Andy Applebaum

MITRE

Kipple: Towards accessible, robust malware classification (pdf)

The past few decades have shown that machine learning (ML) can be a powerful tool for static malware detection, with papers today still purporting to eek out slight accuracy improvements. At the same time, researchers have noted that ML-based classifiers are susceptible to adversarial ML, whereby attackers can exploit underlying weaknesses in ML techniques to specifically tailor their malware to evade these classifiers. Defending against these kinds of attacks has proven challenging, particularly for those not steeped in the field.

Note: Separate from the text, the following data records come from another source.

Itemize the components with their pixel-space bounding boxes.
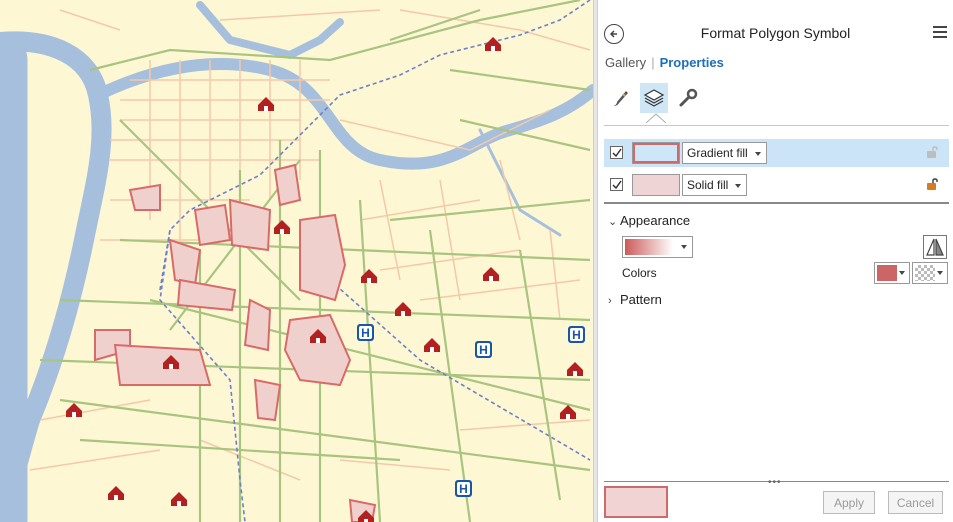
colors-label: Colors: [622, 266, 657, 280]
svg-text:H: H: [459, 482, 468, 496]
layer-visibility-checkbox[interactable]: [610, 178, 623, 191]
map-canvas[interactable]: H H H H: [0, 0, 593, 522]
divider: [604, 202, 949, 204]
pattern-label: Pattern: [620, 292, 662, 307]
fill-type-dropdown[interactable]: Gradient fill: [682, 142, 767, 164]
layer-swatch[interactable]: [632, 142, 680, 164]
unlock-icon[interactable]: [925, 177, 939, 194]
svg-text:H: H: [572, 328, 581, 342]
sub-navigation: Gallery | Properties: [605, 55, 724, 70]
checkmark-icon: [612, 180, 622, 190]
wrench-icon[interactable]: [674, 83, 702, 113]
paintbrush-icon[interactable]: [606, 83, 634, 113]
appearance-label: Appearance: [620, 213, 691, 228]
symbol-preview: [604, 486, 668, 518]
fill-type-dropdown[interactable]: Solid fill: [682, 174, 748, 196]
unlock-icon[interactable]: [925, 145, 939, 162]
apply-button[interactable]: Apply: [823, 491, 875, 514]
chevron-right-icon: ›: [608, 295, 612, 307]
resize-grip[interactable]: •••: [768, 477, 782, 488]
tab-separator: |: [651, 55, 655, 70]
layer-visibility-checkbox[interactable]: [610, 146, 623, 159]
divider: [604, 125, 949, 126]
color-scheme-dropdown[interactable]: [622, 236, 693, 258]
tool-tabs: [606, 83, 716, 115]
color-1-button[interactable]: [874, 262, 910, 284]
layers-icon[interactable]: [640, 83, 668, 113]
tab-properties[interactable]: Properties: [660, 55, 724, 70]
fill-type-label: Gradient fill: [687, 146, 748, 160]
active-tab-pointer: [646, 113, 666, 123]
no-color-checker-icon: [915, 265, 935, 281]
menu-icon[interactable]: [933, 26, 947, 39]
tab-gallery[interactable]: Gallery: [605, 55, 646, 70]
appearance-section-header[interactable]: ⌄ Appearance: [608, 213, 690, 228]
flip-gradient-button[interactable]: [923, 235, 947, 259]
flip-icon: [926, 238, 944, 256]
symbol-layer-row[interactable]: Gradient fill: [604, 139, 949, 167]
layer-swatch[interactable]: [632, 174, 680, 196]
pane-header: Format Polygon Symbol: [598, 20, 953, 48]
cancel-button[interactable]: Cancel: [888, 491, 943, 514]
pane-title: Format Polygon Symbol: [700, 25, 851, 41]
svg-text:H: H: [479, 343, 488, 357]
checkmark-icon: [612, 148, 622, 158]
svg-text:H: H: [361, 326, 370, 340]
pattern-section-header[interactable]: › Pattern: [608, 292, 662, 307]
format-polygon-symbol-pane: Format Polygon Symbol Gallery | Properties…: [598, 0, 953, 522]
map-view[interactable]: H H H H: [0, 0, 593, 522]
symbol-layer-row[interactable]: Solid fill: [604, 171, 949, 199]
fill-type-label: Solid fill: [687, 178, 729, 192]
color-2-button[interactable]: [912, 262, 948, 284]
chevron-down-icon: ⌄: [608, 216, 618, 228]
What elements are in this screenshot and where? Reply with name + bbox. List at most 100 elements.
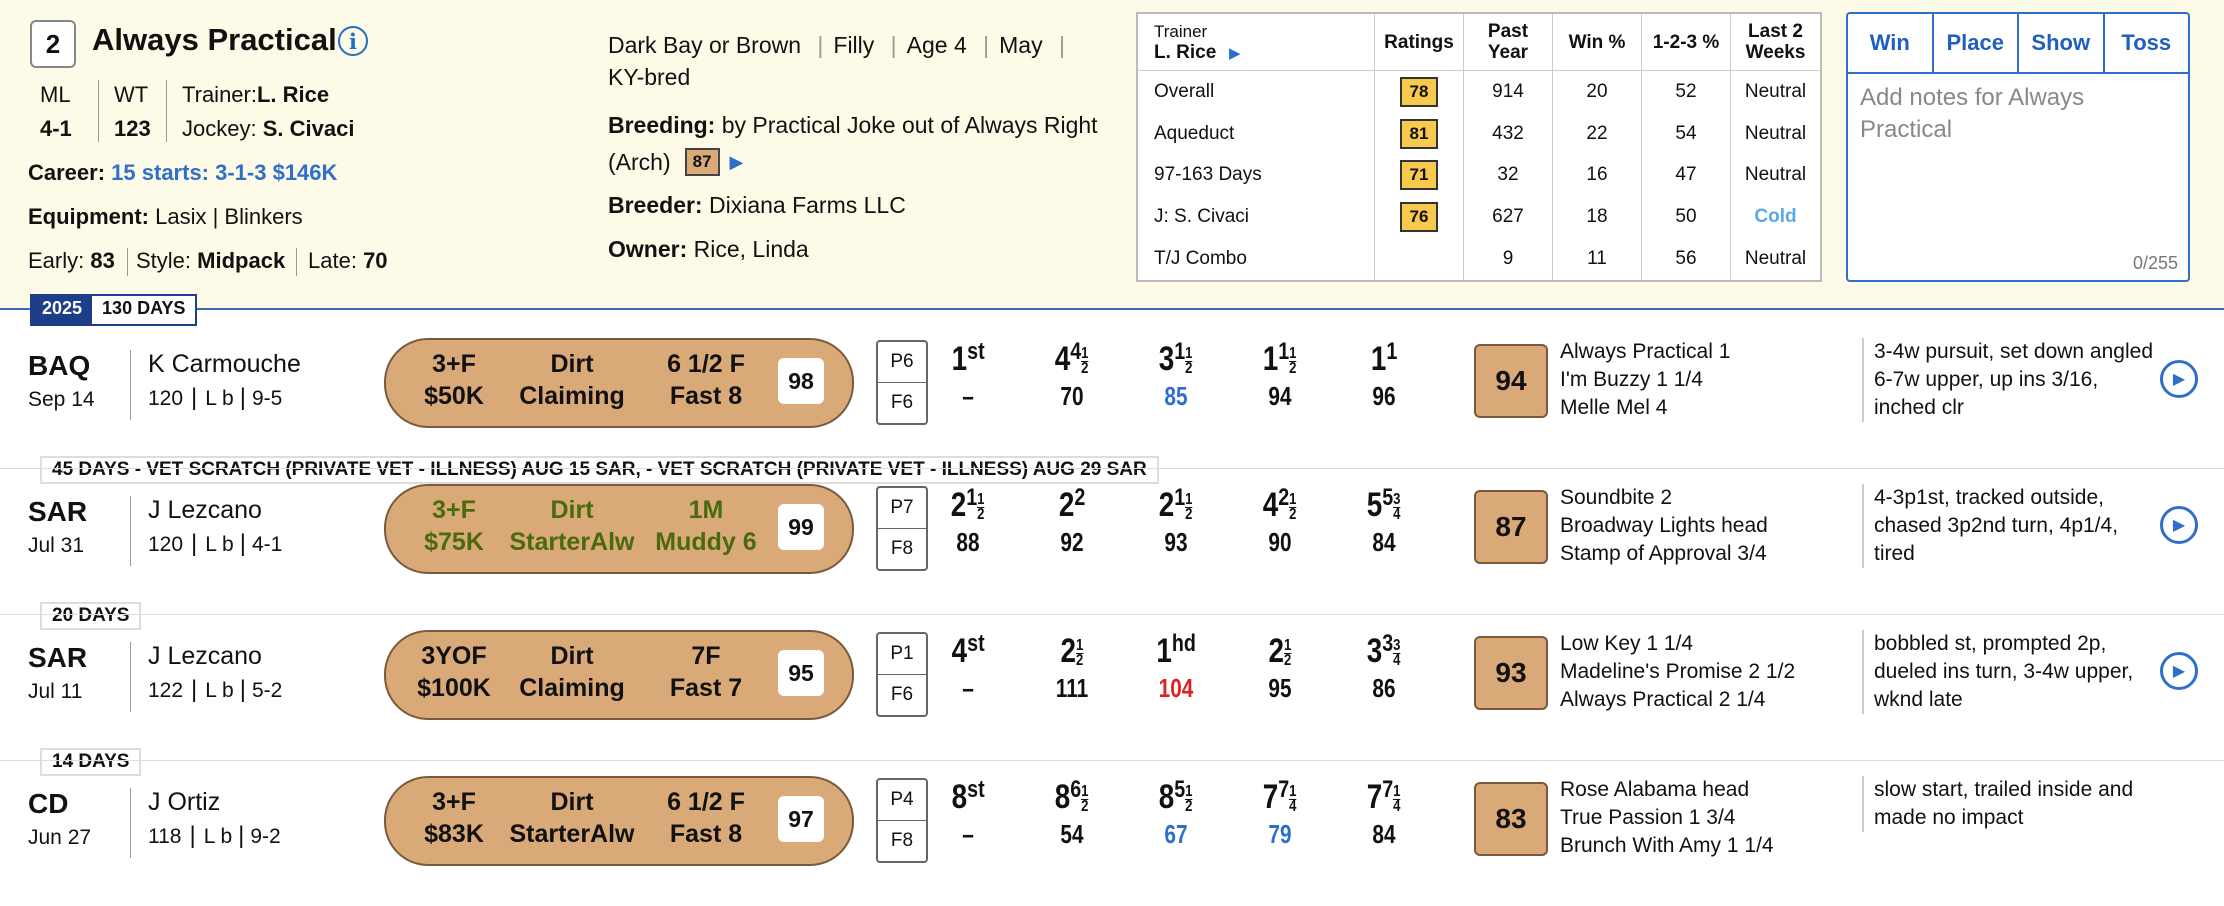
race-track-condition: Fast 8	[669, 820, 743, 848]
race-purse: $83K	[424, 820, 484, 848]
call-position: 42 1 2 90	[1240, 484, 1320, 558]
race-class: 3YOF $100K	[404, 640, 504, 704]
career-link[interactable]: 15 starts: 3-1-3 $146K	[111, 160, 337, 185]
stats-rating	[1374, 238, 1464, 281]
finisher: Melle Mel 4	[1560, 396, 1668, 419]
call-figure: 96	[1372, 381, 1396, 411]
finisher: Madeline's Promise 2 1/2	[1560, 660, 1796, 683]
finisher: Brunch With Amy 1 1/4	[1560, 834, 1774, 857]
call-position: 2 1 2 95	[1240, 632, 1320, 704]
race-conditions-pill[interactable]: 3+F $75K Dirt StarterAlw 1M Muddy 6 99	[384, 484, 854, 574]
owner-row: Owner: Rice, Linda	[608, 236, 809, 262]
race-track-condition: Muddy 6	[655, 528, 757, 556]
race-age-sex: 3YOF	[421, 642, 487, 670]
stats-itm-pct: 54	[1641, 112, 1731, 155]
stats-win-pct: 22	[1552, 112, 1642, 155]
call-pos: 55 3 4	[1367, 484, 1401, 524]
col-win: Win %	[1552, 13, 1642, 71]
call-position: 55 3 4 84	[1344, 484, 1424, 558]
race-distance: 6 1/2 F	[667, 350, 745, 378]
stats-itm-pct: 47	[1641, 154, 1731, 197]
call-figure: 95	[1268, 673, 1292, 703]
trainer-header[interactable]: Trainer L. Rice ▶	[1137, 13, 1375, 71]
replay-play-icon[interactable]: ▶	[2160, 652, 2198, 690]
win-button[interactable]: Win	[1848, 14, 1932, 72]
race-conditions-pill[interactable]: 3+F $83K Dirt StarterAlw 6 1/2 F Fast 8 97	[384, 776, 854, 866]
call-figure: 90	[1268, 527, 1292, 557]
stats-past-year: 432	[1463, 112, 1553, 155]
finisher: Always Practical 2 1/4	[1560, 688, 1766, 711]
replay-play-icon[interactable]: ▶	[2160, 506, 2198, 544]
call-pos: 77 1 4	[1263, 776, 1297, 816]
call-position: 21 1 2 88	[928, 484, 1008, 558]
race-track-condition: Fast 8	[669, 382, 743, 410]
race-jockey[interactable]: K Carmouche	[148, 350, 301, 379]
race-class: 3+F $50K	[404, 348, 504, 412]
show-button[interactable]: Show	[2017, 14, 2103, 72]
field-size: F6	[890, 392, 914, 413]
race-distance-cond: 6 1/2 F Fast 8	[636, 348, 776, 412]
call-fraction: 12	[1081, 782, 1089, 815]
call-pos: 1st	[951, 338, 985, 378]
race-surface-type: Dirt Claiming	[498, 640, 646, 704]
call-figure: 70	[1060, 381, 1084, 411]
horse-description: Dark Bay or Brown | Filly | Age 4 | May |	[608, 32, 1065, 58]
replay-play-icon[interactable]: ▶	[2160, 360, 2198, 398]
race-jockey[interactable]: J Ortiz	[148, 788, 220, 817]
race-jockey[interactable]: J Lezcano	[148, 642, 262, 671]
race-purse: $75K	[424, 528, 484, 556]
rating-badge: 81	[1400, 118, 1438, 149]
race-speed-figure: 98	[778, 358, 824, 404]
rating-badge: 78	[1400, 76, 1438, 107]
notes-textarea[interactable]: Add notes for Always Practical	[1860, 82, 2170, 146]
race-type: Claiming	[519, 674, 625, 702]
call-figure: 104	[1158, 673, 1194, 703]
post-position: P1	[878, 634, 926, 675]
rating-badge: 71	[1400, 160, 1438, 191]
horse-name[interactable]: Always Practical	[92, 22, 337, 58]
call-figure: 85	[1164, 381, 1188, 411]
call-pos: 77 1 4	[1367, 776, 1401, 816]
call-figure: 93	[1164, 527, 1188, 557]
race-row: SAR Jul 31 J Lezcano 120 | L b | 4-1 3+F $75K Dirt…	[0, 468, 2224, 614]
race-conditions-pill[interactable]: 3+F $50K Dirt Claiming 6 1/2 F Fast 8 98	[384, 338, 854, 428]
race-class: 3+F $75K	[404, 494, 504, 558]
beyer-figure: 83	[1474, 782, 1548, 856]
call-fraction: 12	[1076, 636, 1084, 669]
call-pos: 11	[1370, 338, 1398, 378]
play-triangle-icon[interactable]: ▶	[730, 152, 744, 173]
call-position: 11 1 2 94	[1240, 338, 1320, 412]
race-type: Claiming	[519, 382, 625, 410]
race-track: SAR	[28, 496, 88, 527]
race-conditions-pill[interactable]: 3YOF $100K Dirt Claiming 7F Fast 7 95	[384, 630, 854, 720]
place-button[interactable]: Place	[1931, 14, 2018, 72]
race-purse: $50K	[424, 382, 484, 410]
finisher: Broadway Lights head	[1560, 514, 1768, 537]
call-figure: –	[962, 819, 974, 849]
call-pos: 86 1 2	[1055, 776, 1089, 816]
finisher: True Passion 1 3/4	[1560, 806, 1736, 829]
call-figure: 67	[1164, 819, 1188, 849]
finisher: I'm Buzzy 1 1/4	[1560, 368, 1703, 391]
race-track-condition: Fast 7	[669, 674, 743, 702]
race-surface: Dirt	[550, 496, 594, 524]
col-past-year: Past Year	[1463, 13, 1553, 71]
field-size: F8	[890, 830, 914, 851]
call-position: 11 96	[1344, 338, 1424, 412]
call-fraction: 12	[1081, 344, 1089, 377]
call-position: 22 92	[1032, 484, 1112, 558]
info-icon[interactable]: i	[338, 26, 368, 56]
race-age-sex: 3+F	[432, 788, 476, 816]
call-figure: 84	[1372, 819, 1396, 849]
race-comment: bobbled st, prompted 2p, dueled ins turn…	[1862, 630, 2154, 714]
race-jockey[interactable]: J Lezcano	[148, 496, 262, 525]
race-date: Sep 14	[28, 388, 95, 411]
post-field-box: P7 F8	[876, 486, 928, 571]
call-fraction: 12	[1185, 490, 1193, 523]
toss-button[interactable]: Toss	[2102, 14, 2189, 72]
stats-win-pct: 11	[1552, 238, 1642, 281]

To help tighten this gap, we have developed Kampff, a Windows PE malware classifier designed to detect attempts at evasion. Kampff uses a portfolio of classifiers, building on a primary classifier designed to detect ``normal'' malware by attaching classifiers designed to specific types of adversarial malware to it. While simplistic, this approach is able to make it significantly harder -- though not impossible -- to bypass the primary classifier.

This paper reports on our process developing Kampff, specifically highlighting our methodology and several notable conclusions, including how our ensemble approach outperforms one using simple adversarial retraining and other performance notes. Our hope with publishing this paper is to provide an example defense against adversarial malware, and to also more broadly make the field more accessible to newcomers; towards this larger goal, we include a set of ``lessons learned'' for newcomes to the field, and we also intend to release as open-source software Kampff's models, the data it was built from, and the various scripts used to help generate it.